Que el Liceo era un edificio de alto riesgo quedó ayer muy claro en las declaraciones de los testigos. Caminal aseguró que el teatro no era un edificio cuya seguridad estuviera garantizada al cien por cien, pero matizó que "se estaba trabajando en ello". El fiscal insistió en su interrogatorio en averiguar quién era el responsable de la seguridad. "El organigrama del Liceo no contemplaba esa figura", declaró el que fue director general del teatro hasta el pasado 9 de enero. "Durante las representaciones operísticas el jefe de sala se encargaba de la seguridad y avisaba a los bomberos. Con el teatro vacío de público, los jefes de cada departamento tenían también competencias en seguridad", añadió.El fiscal recordó entonces a Caminal que durante la instrucción de la causa había declarado que José María Floch era el responsable de la seguridad cuando no había público. Folch, ex director técnico del teatro, y la arquitecta Konstanze Müller están encausados y el fiscal solicita para ellos dos meses de arresto. Caminal indicó que suponía que se había referido a la seguridad del escenario y aclaró que ésa era una competencia "no específica" de Folch.

Especulación

Caminal explicó que se enteró del incendio hacia las 11 horas del 31 de enero de 1994, y que se hallaba en su despacho reunido, que intentó acceder a la sala, pero que ésta estaba llena de humo. El ex director del teatro dijo que desde el lugar en que trabajaban los soldadores era imposible ver la guardamalleta -pieza de adorno que pendía de forma fija sobre el telón de terciopelo y en la que estaba colocada la L del logotipo del teatro-, y que entre medio habían varias planchas de acero del telón cortafuegos. También explicó que cuando las chispas caían se coló alguna a través de una grieta imperceptible de las planchas de acero para ir a parar al escenario, una hipótesis que avala el informe pericial presentado en esta causa por el Consorcio del Liceo. La juez interrumpió a Caminal para advertirle que no admitía que especulara sobre los hechos.

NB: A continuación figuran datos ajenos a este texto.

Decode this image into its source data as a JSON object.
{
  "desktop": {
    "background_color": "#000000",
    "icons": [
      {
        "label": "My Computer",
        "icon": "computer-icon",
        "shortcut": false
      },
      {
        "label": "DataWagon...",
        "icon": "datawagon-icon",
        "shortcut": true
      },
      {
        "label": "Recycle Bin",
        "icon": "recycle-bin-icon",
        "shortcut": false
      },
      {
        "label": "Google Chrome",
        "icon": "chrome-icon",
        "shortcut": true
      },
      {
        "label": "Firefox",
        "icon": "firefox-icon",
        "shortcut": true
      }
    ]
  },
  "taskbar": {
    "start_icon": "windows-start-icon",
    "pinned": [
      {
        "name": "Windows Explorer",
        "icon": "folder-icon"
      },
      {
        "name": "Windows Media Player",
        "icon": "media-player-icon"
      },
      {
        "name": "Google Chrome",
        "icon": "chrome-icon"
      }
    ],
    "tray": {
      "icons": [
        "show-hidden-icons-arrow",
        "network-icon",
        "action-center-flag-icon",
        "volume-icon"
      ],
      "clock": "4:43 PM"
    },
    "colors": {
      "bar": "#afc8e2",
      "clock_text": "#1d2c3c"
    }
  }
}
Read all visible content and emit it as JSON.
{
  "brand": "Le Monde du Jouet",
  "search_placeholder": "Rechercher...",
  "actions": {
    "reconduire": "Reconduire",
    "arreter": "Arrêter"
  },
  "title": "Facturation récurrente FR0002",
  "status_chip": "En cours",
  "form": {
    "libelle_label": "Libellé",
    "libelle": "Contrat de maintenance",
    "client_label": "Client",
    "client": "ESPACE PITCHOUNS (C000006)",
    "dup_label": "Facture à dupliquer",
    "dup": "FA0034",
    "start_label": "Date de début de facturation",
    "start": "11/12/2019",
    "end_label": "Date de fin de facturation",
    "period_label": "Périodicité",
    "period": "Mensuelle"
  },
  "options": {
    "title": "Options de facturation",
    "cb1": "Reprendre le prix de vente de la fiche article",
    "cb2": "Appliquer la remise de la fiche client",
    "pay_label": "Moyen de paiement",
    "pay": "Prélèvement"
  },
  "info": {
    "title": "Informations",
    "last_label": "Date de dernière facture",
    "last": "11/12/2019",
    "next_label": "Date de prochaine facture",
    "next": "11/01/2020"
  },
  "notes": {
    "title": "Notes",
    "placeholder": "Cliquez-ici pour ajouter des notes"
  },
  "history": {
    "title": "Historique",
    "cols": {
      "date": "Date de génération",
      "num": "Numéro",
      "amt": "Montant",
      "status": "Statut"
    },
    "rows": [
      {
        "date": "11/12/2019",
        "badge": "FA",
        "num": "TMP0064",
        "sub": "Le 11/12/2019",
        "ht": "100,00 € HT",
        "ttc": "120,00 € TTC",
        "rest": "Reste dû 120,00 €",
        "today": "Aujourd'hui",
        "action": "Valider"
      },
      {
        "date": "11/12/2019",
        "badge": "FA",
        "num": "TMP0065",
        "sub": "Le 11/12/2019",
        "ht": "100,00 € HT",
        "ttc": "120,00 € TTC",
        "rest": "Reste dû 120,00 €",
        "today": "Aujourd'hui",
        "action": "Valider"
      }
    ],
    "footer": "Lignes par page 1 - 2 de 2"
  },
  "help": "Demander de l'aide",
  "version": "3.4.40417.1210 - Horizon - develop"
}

Respondiendo a las preguntas del fiscal, Caminal reconoció que horas después del incendio se reunió con los trabajadores del coliseo, entre los que estaban los soldadores, en el Teatro Principal, a pocos metros del Liceo. Negó que indujera a todos ellos a ofrecer una versión común de los hechos. "Manifesté que asumía las responsabilidades de los hechos, pero que eso no comportaba el reconocimiento de que se hubiera realizado alguna cosa mal y que estaba plenamente convencido de que el Liceo se reconstruiría", explicó.

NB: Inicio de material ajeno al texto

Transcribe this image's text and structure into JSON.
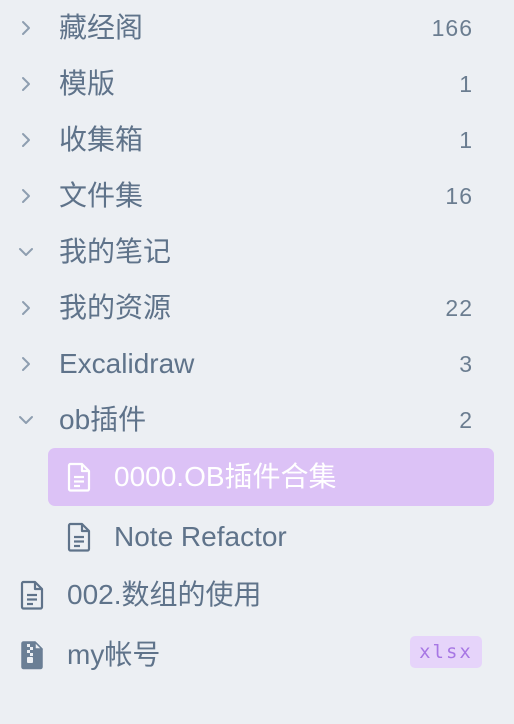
{
  "folders": [
    {
      "label": "藏经阁",
      "count": "166",
      "expanded": false
    },
    {
      "label": "模版",
      "count": "1",
      "expanded": false
    },
    {
      "label": "收集箱",
      "count": "1",
      "expanded": false
    },
    {
      "label": "文件集",
      "count": "16",
      "expanded": false
    },
    {
      "label": "我的笔记",
      "count": "",
      "expanded": true
    },
    {
      "label": "我的资源",
      "count": "22",
      "expanded": false
    },
    {
      "label": "Excalidraw",
      "count": "3",
      "expanded": false
    },
    {
      "label": "ob插件",
      "count": "2",
      "expanded": true
    }
  ],
  "ob_plugin_files": [
    {
      "label": "0000.OB插件合集",
      "active": true
    },
    {
      "label": "Note Refactor",
      "active": false
    }
  ],
  "root_files": [
    {
      "label": "002.数组的使用",
      "icon": "document-icon"
    },
    {
      "label": "my帐号",
      "icon": "archive-file-icon",
      "extension": "xlsx"
    }
  ],
  "colors": {
    "background": "#eceff3",
    "text": "#5f738a",
    "active_background": "#dcc2f6",
    "active_text": "#ffffff",
    "badge_background": "#e6d4fa",
    "badge_text": "#a777e4"
  }
}
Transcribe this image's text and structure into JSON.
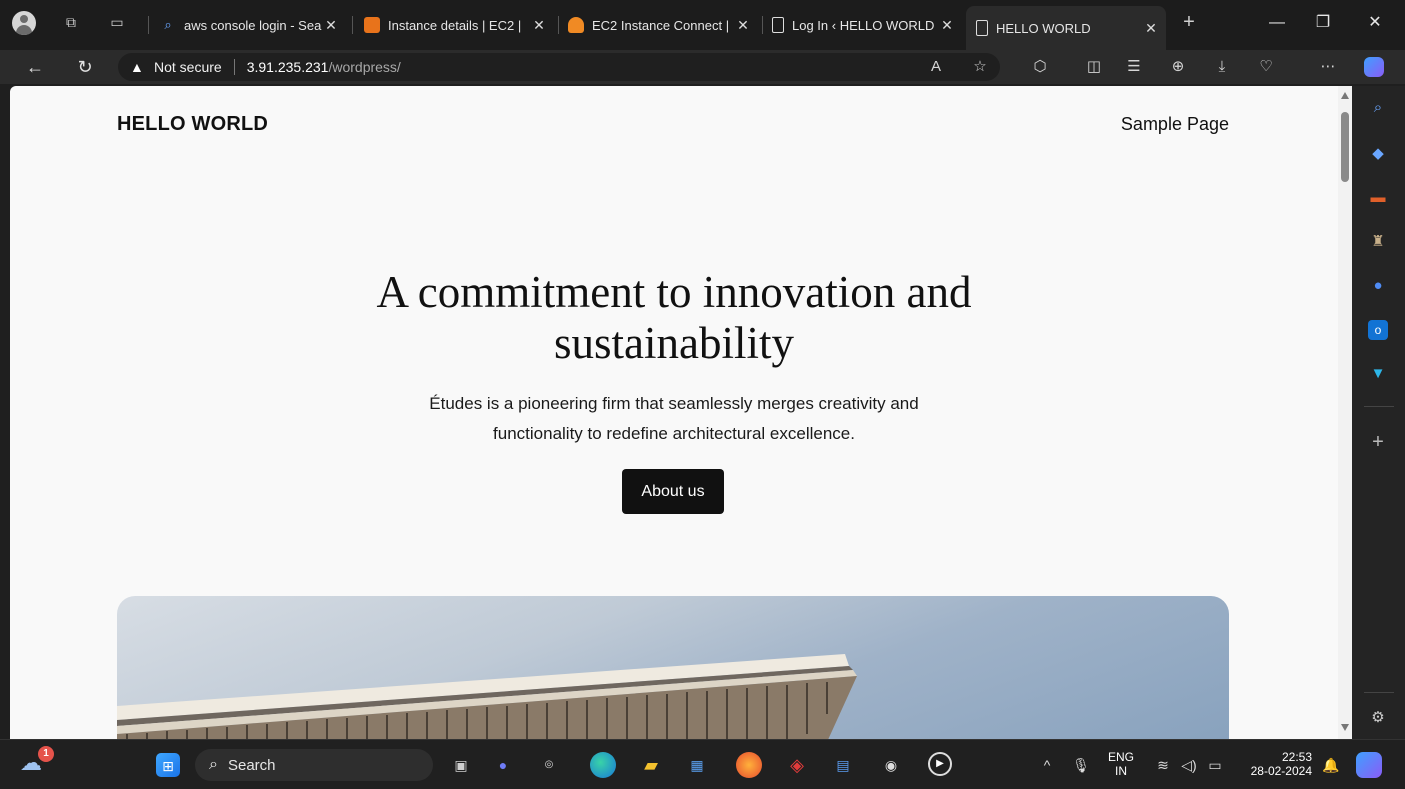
{
  "browser": {
    "tabs": [
      {
        "title": "aws console login - Sea",
        "active": false
      },
      {
        "title": "Instance details | EC2 |",
        "active": false
      },
      {
        "title": "EC2 Instance Connect |",
        "active": false
      },
      {
        "title": "Log In ‹ HELLO WORLD",
        "active": false
      },
      {
        "title": "HELLO WORLD",
        "active": true
      }
    ],
    "new_tab": "+",
    "address": {
      "security": "Not secure",
      "host": "3.91.235.231",
      "path": "/wordpress/"
    }
  },
  "site": {
    "title": "HELLO WORLD",
    "nav": "Sample Page",
    "hero": {
      "heading_line1": "A commitment to innovation and",
      "heading_line2": "sustainability",
      "text_line1": "Études is a pioneering firm that seamlessly merges creativity and",
      "text_line2": "functionality to redefine architectural excellence.",
      "button": "About us"
    }
  },
  "taskbar": {
    "notification_count": "1",
    "search_label": "Search",
    "language_line1": "ENG",
    "language_line2": "IN",
    "time": "22:53",
    "date": "28-02-2024"
  },
  "colors": {
    "page_bg": "#f9f9f9",
    "button_bg": "#111111",
    "chrome_dark": "#1c1c1c"
  }
}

En sus declaraciones, los dos soldadores, Carmelo Poza y Jesús Bernal, admitieron que habían asistido a esa reunión, pero aseguraron no recondar lo que en ella se había dicho. Sin embargo, Antonio Lázaro, propietario de la empresa Lázaro SL, para la que trabajan los soldadores, aseguró que sí recordaba lo que Caminal les dijo. "Nos preguntó quienes éramos y tranquilizó a los soldadores, que todavía estaban conmocionados porque creían que morirían. Después, Caminal nos dijo que si nos preguntaban los periodistas, debíamos decir lo que él había contado a las administraciones, que las causas del incendio eran accidentales y que habíamos hecho lo que habíamos podido. Sobre los bomberos nos dijo que, a pesar de que habían llegado tarde, no debíamos hablar mal de ellos, y añadió que asumía todas las reponsabilidades".

A preguntas del fiscal, el soldador Carmelo Poza negó que las chispas que caían de los trabajos de soldadura hubieran provocado el fuego. Xavier Fabré, uno de los arquitectos responsables de la reconstrucción, y Antonio Lázaro coincideron al explicar que existía un protocolo de medidas de seguridad cuando se realizaban trabajos de soldadura en el teatro y que consistían en disponer unas planchas de acero, mantas de amianto y una serie de personas del teatro con extintores que vigilaban.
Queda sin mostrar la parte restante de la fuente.